Leitsatz

Die Bundesrepublik Deutschland hat dadurch gegen ihre Verpflichtungen aus den Art. 18 EG, 39 EG und 43 EG verstoßen, dass sie in § 2 Abs. 1 Satz 1 des Eigenheimzulagengesetzes in seiner 1997 bekannt gemachten und durch das Haushaltsbegleitgesetz 2004 geänderten Fassung die Gewährung der Eigenheimzulage an unbeschränkt ESt-Pflichtige für in einem anderen Mitgliedstaat belegene Wohnungen ausgeschlossen hat.

 

Normenkette

§ 2 Abs. 1 Satz 1 EigZulG, Art. 18, Art. 39, Art. 43 EG

 

Sachverhalt

Mit ihrer Klage beantragt die EG-Kommission die Feststellung, dass die Bundesrepublik Deutschland dadurch gegen ihre Verpflichtungen aus den Art. 18, 39 und 43 EG verstoßen hat, dass sie in § 2 Abs. 1 Satz 1 EigZulG die Gewährung der Eigenheimzulage an unbeschränkt ESt-Pflichtige für in einem anderen Mitgliedstaat belegene Immobilien unabhängig davon ausgeschlossen hat, ob dort eine vergleichbare Förderung beansprucht werden kann.

 

Entscheidung

Der EuGH hat dem Antrag der Kommission entsprochen: § 2 Abs. 1 Satz 1 EigZulG und das ­darin verankerte Inlandserfordernis sind europarechtswidrig.

 

Hinweis

1. § 2 Abs. 1 Satz 1 EigZulG knüpfte bekanntlich die Gewährung der Eigenheimzulage für unbeschränkt Steuerpflichtige an die Voraussetzung an, dass die die von den Betreffenden zu eigenen Wohnzwecken hergestellten oder angeschafften Wohnungen im Inland belegen sind. Das aber, so das schlichte und kurzgefasste Verdikt des EuGH, verstößt sowohl gegen die EG-vertraglich verbürgte Freizügigkeit der Arbeitnehmer (Art. 39 EG) sowie die gleichermaßen verbürgte Freiheit der Niederlassung (Art. 43 EG).

Dass es dem Gesetzgeber nicht zuletzt darum ging, den Wohnungsbau in Deutschland zur Gewährleistung ausreichenden Wohnraums im Inland zu fördern, störte den EuGH nicht. Möge darin vielleicht auch ein tauglicher Rechtfertigungsgrund liegen, so sei die Inlandsvoraussetzung doch über das hinaus, was zur Erreichung des verfolgten Zwecks erforderlich sei. Die Vo­raussetzung ist also unverhältnismäßig.
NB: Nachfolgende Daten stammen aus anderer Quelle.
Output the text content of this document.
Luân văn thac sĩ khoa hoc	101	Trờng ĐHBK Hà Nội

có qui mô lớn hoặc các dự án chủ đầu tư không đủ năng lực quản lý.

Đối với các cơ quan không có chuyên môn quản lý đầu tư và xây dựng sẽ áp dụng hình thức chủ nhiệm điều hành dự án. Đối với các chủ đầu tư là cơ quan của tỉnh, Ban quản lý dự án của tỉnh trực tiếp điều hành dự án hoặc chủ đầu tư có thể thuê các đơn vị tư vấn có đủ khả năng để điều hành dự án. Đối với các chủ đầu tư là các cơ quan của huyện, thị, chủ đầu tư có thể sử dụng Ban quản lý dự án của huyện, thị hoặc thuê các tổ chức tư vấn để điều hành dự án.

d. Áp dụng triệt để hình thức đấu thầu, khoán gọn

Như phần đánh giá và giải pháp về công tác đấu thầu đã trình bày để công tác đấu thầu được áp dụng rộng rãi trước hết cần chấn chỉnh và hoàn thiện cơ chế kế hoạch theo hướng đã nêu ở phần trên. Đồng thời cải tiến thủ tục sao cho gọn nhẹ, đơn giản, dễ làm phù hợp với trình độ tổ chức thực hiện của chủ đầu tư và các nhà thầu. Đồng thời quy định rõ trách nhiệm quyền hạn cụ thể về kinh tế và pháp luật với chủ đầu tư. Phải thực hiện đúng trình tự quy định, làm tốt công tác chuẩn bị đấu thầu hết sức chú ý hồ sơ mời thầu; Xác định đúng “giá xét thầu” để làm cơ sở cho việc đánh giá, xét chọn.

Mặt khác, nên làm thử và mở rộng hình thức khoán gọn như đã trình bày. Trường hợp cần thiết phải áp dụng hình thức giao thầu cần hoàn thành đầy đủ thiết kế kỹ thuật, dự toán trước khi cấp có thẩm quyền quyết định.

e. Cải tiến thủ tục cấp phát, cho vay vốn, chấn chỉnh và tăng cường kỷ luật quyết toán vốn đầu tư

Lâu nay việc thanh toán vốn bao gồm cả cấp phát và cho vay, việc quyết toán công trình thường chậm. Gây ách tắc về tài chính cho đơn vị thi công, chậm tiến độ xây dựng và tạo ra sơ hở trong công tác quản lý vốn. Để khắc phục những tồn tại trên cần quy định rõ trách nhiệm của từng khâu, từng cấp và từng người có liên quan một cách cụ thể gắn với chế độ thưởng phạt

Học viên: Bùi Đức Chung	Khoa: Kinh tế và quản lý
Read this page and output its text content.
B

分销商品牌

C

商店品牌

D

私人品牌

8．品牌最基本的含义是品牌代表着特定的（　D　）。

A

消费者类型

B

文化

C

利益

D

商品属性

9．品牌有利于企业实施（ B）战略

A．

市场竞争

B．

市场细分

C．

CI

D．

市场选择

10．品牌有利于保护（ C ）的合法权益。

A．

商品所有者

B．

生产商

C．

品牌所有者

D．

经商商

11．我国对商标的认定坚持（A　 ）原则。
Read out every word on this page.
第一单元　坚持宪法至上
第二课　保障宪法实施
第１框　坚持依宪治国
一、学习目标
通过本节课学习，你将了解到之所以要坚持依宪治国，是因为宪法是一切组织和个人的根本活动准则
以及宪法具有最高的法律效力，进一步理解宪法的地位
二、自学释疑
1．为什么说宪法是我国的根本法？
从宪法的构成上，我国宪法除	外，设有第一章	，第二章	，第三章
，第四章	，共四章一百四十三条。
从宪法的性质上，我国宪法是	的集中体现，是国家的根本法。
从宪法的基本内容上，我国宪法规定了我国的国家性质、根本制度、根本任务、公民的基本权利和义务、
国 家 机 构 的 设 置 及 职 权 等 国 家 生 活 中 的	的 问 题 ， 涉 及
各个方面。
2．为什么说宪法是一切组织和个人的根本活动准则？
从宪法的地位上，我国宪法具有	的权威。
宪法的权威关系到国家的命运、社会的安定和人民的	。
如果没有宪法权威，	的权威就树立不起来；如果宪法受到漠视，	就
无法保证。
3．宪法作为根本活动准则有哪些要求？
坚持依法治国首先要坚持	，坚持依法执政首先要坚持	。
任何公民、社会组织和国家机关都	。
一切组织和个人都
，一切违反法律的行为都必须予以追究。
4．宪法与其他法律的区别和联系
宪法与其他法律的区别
Denn das Ziel der Wohnungsnachfrage lasse sich ebensogut erreichen, wenn der Betreffende Wohnraum im Ausland nachsuche.

Das Ganze erinnert an die gesetzlich verlangte Inlandsanknüpfung bei der sog. Ansparabschreibung in § 7g Abs. 1 Satz 2 Nr. 2 Buchst. b EStG i.d.F. des UntStRefG 2008. Dazu sei hier auf die Praxis-Hinweise zu dem BFH-Urteil vom 11.07.2007, I R 104/05, in BFH-PR 2007, 420 verwiesen.

2. Ob sich dieses EuGH-Verdikt so eins zu eins umsetzen lassen wird, dünkt indes eher zweifelhaft: Denn der deutsche Gesetzgeber will Auslandsimmobilien eben nicht fördern. Dieses klare Regelungsgebot kann gemessen an den Vorgaben der grundgesetzlichen Zuständigkeitsverteilung nicht einfach überspielt werden. Weder der EuGH noch das nationale Gericht kann sich über jenen Regelungsbefehl einfach hinwegsetzen.

Wird der Gesetzgeber hier nicht tätig, dann könnte es eben dabei bleiben, dass die betreffenden Steuerpflichtigen mit ihrem Ansinnen auf Eigenheimzulage leerliefen. Möglicherweise liegt die Entscheidung des Gesetzgebers für eine gleichbehandelnde Begünstigung aber auch derart klar auf der Hand, dass ausnahmsweise anders entschieden werden könnte. Hilfsweise wäre auch zu erwägen, den Betroffenen anstelle des für sie nicht geltenden Gesetzesanspruchs einen entsprechenden (zivilrechtlichen) Ersatzanspruch gegen den Staat einzuräumen.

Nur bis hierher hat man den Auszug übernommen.